SEOUL: South Korea plans to increase medical school admissions by more than 3,340 students from 2027 to 2031 to address concerns about physician shortages in one of the fastest-aging countries in the world, the government said Tuesday.

The decision was announced months after officials defused a prolonged doctors’ strike by backing away from a more ambitious increase pursued by Seoul’s former conservative government. Even the scaled-down plan drew criticism from the country’s doctors’ lobby, which said the move was “devoid of rational judgment.”

Kwak Soon-hun, a senior Health Ministry official, said that the president of the Korean Medical Association attended the healthcare policy meeting but left early to boycott the vote confirming the size of the admission increases.
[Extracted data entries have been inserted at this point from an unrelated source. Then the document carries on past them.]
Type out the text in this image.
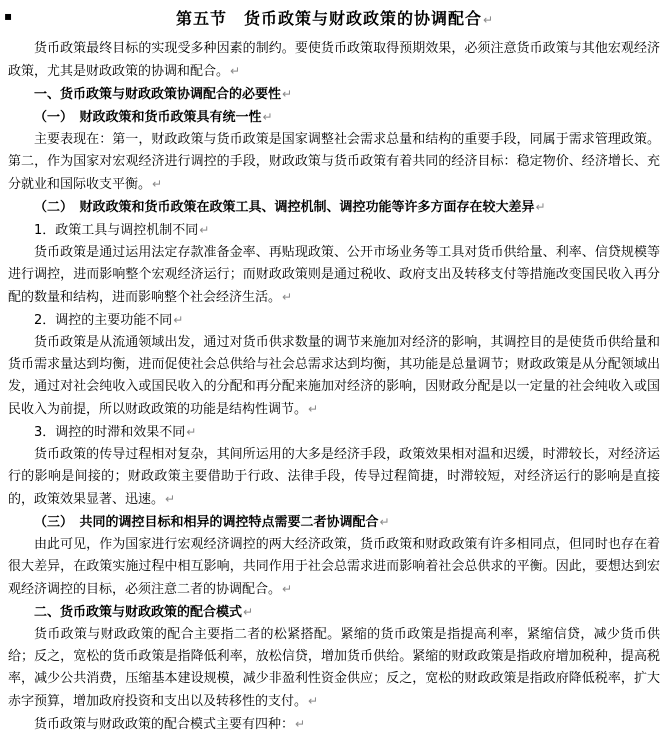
▪	第五节　货币政策与财政政策的协调配合↵
货币政策最终目标的实现受多种因素的制约。要使货币政策取得预期效果，必须注意货币政策与其他宏观经济政策，尤其是财政政策的协调和配合。↵
一、货币政策与财政政策协调配合的必要性↵
（一）　财政政策和货币政策具有统一性↵
主要表现在：第一，财政政策与货币政策是国家调整社会需求总量和结构的重要手段，同属于需求管理政策。第二，作为国家对宏观经济进行调控的手段，财政政策与货币政策有着共同的经济目标：稳定物价、经济增长、充分就业和国际收支平衡。↵
（二）　财政政策和货币政策在政策工具、调控机制、调控功能等许多方面存在较大差异↵
1．政策工具与调控机制不同↵
货币政策是通过运用法定存款准备金率、再贴现政策、公开市场业务等工具对货币供给量、利率、信贷规模等进行调控，进而影响整个宏观经济运行；而财政政策则是通过税收、政府支出及转移支付等措施改变国民收入再分配的数量和结构，进而影响整个社会经济生活。↵
2．调控的主要功能不同↵
货币政策是从流通领域出发，通过对货币供求数量的调节来施加对经济的影响，其调控目的是使货币供给量和货币需求量达到均衡，进而促使社会总供给与社会总需求达到均衡，其功能是总量调节；财政政策是从分配领域出发，通过对社会纯收入或国民收入的分配和再分配来施加对经济的影响，因财政分配是以一定量的社会纯收入或国民收入为前提，所以财政政策的功能是结构性调节。↵
3．调控的时滞和效果不同↵
货币政策的传导过程相对复杂，其间所运用的大多是经济手段，政策效果相对温和迟缓，时滞较长，对经济运行的影响是间接的；财政政策主要借助于行政、法律手段，传导过程简捷，时滞较短，对经济运行的影响是直接的，政策效果显著、迅速。↵
（三）　共同的调控目标和相异的调控特点需要二者协调配合↵
由此可见，作为国家进行宏观经济调控的两大经济政策，货币政策和财政政策有许多相同点，但同时也存在着很大差异，在政策实施过程中相互影响，共同作用于社会总需求进而影响着社会总供求的平衡。因此，要想达到宏观经济调控的目标，必须注意二者的协调配合。↵
二、货币政策与财政政策的配合模式↵
货币政策与财政政策的配合主要指二者的松紧搭配。紧缩的货币政策是指提高利率，紧缩信贷，减少货币供给；反之，宽松的货币政策是指降低利率，放松信贷，增加货币供给。紧缩的财政政策是指政府增加税种，提高税率，减少公共消费，压缩基本建设规模，减少非盈利性资金供应；反之，宽松的财政政策是指政府降低税率，扩大赤字预算，增加政府投资和支出以及转移性的支付。↵
货币政策与财政政策的配合模式主要有四种：↵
The KMA president, Kim Taek-woo, later said the increases would overwhelm medical schools when combined with students returning from strikes or mandatory military service, and warned that the government would be “fully responsible for all confusion that emerges in the medical sector going forward.” The group didn’t immediately signal plans for further walkouts.

Health Minister Jeong Eun Kyeong said the annual medical school admissions cap will increase from the current 3,058 to 3,548 in 2027, with further hikes planned in subsequent years to reach 3,871 by 2031. This represents an average increase of 668 students per year over the five-year period, far smaller than the 2,000-per-year hike initially proposed by the government of former President Yoon Suk Yeol, which sparked the months long strike by thousands of doctors.

Jeong said all of the additional students will be trained through regional physician programs, which aim to increase the number of doctors in small towns and rural areas that have been hit hardest by demographic pressures. The specific admissions quota for each medical school will be finalized in April.